The Biogen IDEC trial’s results were a pretty conclusive win for the Fc-fusion strategy. rFIXFc stayed in the bloodstream nearly five times longer than regular recombinant factor IX. Patients given rFIXFc prophylactically only needed injections every one or two weeks. And their annual rate of bleeding events was more than 80 percent lower than that of patients given rFIXFc therapeutically.
According to Neufeld, Biogen IDEC is one of several companies working to make factors VIII and IX last longer in the bloodstream. He thinks that Lencer, Simister and Blumberg’s technology will get them to the finish line first.

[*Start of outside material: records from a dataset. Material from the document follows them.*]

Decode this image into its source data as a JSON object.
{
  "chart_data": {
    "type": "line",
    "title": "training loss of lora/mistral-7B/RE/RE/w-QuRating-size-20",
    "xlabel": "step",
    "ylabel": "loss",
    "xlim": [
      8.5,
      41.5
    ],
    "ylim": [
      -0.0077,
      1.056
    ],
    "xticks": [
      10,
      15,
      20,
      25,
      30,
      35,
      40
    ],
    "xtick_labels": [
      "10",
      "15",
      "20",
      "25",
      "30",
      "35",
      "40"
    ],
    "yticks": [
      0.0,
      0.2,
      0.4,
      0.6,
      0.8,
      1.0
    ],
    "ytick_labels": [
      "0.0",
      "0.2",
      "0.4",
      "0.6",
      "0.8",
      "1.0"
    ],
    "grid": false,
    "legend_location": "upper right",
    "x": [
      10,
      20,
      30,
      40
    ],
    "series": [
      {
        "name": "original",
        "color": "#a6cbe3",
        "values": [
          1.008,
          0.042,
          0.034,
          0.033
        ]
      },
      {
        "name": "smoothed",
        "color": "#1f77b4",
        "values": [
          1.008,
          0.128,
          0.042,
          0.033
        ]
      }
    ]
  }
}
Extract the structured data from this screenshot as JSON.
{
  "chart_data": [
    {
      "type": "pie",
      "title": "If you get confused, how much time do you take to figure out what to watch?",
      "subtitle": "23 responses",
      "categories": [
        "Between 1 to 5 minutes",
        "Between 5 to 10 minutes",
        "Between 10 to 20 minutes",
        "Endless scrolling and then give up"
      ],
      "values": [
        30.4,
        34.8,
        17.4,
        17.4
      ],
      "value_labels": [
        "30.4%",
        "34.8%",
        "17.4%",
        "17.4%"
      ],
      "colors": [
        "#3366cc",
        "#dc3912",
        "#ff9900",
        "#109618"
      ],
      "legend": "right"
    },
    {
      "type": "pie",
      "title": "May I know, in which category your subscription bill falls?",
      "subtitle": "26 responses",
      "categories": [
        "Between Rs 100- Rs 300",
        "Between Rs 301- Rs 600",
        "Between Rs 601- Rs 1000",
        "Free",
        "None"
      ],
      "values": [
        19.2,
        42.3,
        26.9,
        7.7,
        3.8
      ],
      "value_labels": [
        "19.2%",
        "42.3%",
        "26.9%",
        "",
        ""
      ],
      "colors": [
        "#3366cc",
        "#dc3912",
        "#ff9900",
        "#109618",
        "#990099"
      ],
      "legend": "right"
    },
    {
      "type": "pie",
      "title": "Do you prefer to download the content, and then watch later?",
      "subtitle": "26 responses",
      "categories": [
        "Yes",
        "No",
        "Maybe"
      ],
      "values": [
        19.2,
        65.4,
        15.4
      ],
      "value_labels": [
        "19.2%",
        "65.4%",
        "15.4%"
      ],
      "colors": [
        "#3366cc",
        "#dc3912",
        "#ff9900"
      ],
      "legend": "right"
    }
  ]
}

“The question has been, will factor IX with an Fc end remain a good, safe clotting factor?” he says. “With this NEJM paper, it looks like the answer is yes.”
What remains to be seen is whether rFIXFc can have a real impact in the marketplace.
“Everyone is waiting to see whether the FDA will approve it and what the price will be,” Neufeld explains. “If it’s not too high, it could revolutionize the treatment of hemophilia B, because patients might never have to worry about low factor IX levels again.”